Throughout her career, Dr. Levitus has been recognized with several awards, including the NSF CAREER Award in 2007, the Young Investigator Award from the Interamerican Photochemical Society in 2010, and a teaching award from the Student Affiliates of the American Chemical Society at Arizona State University in 2019. She currently serves as editor-in-chief of the leading journal in fluorescence research, Methods and Applications in Fluorescence.

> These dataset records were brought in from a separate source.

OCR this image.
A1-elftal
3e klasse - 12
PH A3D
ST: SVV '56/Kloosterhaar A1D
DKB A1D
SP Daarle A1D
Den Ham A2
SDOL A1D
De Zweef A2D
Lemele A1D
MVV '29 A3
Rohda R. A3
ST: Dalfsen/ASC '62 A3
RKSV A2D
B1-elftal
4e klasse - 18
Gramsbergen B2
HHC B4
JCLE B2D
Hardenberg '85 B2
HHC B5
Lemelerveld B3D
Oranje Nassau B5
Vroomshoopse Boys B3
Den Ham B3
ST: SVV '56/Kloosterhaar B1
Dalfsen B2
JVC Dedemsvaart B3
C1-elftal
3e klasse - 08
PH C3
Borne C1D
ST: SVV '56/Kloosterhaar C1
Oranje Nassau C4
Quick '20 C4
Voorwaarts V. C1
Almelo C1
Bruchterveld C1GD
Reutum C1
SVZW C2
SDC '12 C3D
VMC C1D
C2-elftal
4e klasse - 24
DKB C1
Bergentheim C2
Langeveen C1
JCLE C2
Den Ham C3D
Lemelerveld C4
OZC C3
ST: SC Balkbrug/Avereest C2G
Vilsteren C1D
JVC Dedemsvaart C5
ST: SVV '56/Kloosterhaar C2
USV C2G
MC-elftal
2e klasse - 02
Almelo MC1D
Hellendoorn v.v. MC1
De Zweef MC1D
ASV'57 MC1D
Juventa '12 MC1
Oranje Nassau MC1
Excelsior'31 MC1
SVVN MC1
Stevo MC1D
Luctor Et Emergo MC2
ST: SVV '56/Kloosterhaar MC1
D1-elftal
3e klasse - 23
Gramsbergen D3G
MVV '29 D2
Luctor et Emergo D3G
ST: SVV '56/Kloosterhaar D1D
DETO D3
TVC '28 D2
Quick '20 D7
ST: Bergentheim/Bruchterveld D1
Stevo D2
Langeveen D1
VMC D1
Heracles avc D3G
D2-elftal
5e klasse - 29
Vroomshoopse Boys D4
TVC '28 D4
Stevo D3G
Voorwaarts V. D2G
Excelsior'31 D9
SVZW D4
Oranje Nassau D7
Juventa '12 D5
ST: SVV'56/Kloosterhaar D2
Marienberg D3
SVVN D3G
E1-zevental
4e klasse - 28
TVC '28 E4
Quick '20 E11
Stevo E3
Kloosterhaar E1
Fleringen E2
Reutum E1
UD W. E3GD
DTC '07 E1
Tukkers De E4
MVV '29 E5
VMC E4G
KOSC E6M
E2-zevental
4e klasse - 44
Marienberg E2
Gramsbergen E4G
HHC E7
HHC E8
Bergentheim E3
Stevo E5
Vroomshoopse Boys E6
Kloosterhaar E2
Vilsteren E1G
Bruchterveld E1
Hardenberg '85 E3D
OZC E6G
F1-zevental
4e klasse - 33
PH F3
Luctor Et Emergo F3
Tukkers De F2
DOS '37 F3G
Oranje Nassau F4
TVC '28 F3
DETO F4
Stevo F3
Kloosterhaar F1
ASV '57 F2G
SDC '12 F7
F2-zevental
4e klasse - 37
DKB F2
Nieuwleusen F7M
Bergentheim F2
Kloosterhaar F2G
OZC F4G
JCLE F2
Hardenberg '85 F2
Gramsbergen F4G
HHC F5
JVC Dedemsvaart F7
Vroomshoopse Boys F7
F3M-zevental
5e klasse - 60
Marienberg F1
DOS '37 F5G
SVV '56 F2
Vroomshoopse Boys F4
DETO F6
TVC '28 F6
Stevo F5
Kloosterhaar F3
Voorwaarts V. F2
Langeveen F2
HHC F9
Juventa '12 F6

Learn more about the Dr. Levitus’s research at the lab’s website.

Dr. Tobin Sosnick

Department Chair
Department of Biochemistry and Molecular Biology
University of Chicago

Dr. Sosnick has been the chair of the Department of Biochemistry and Molecular Biology for the past decade. He joined the University of Chicago in 1996. His research is based on the premise that rigorous and innovative studies of basic processes have broad implications in many areas of biological research. Dr. Sosnick received his Ph.D. in low temperature physics from Harvard University in 1989. He transitioned to biophysics during his post-doctoral training with J Trewhella (Los Alamos) and SW Englander (UPENN) where he applied small-angle X-ray scattering, hydrogen exchange, and NMR to study protein folding and dynamics. Current research interests include experimental and computational studies of the function, folding, and dynamics of soluble and membrane proteins including properties of disordered proteins; phase separation, folding of ion channels and mechanobiology, and LOV2-based optogenetics. Prof. Sosnick is co-director of the Graduate Program in Biophysical Sciences, a unique dual-mentored graduate training program he developed.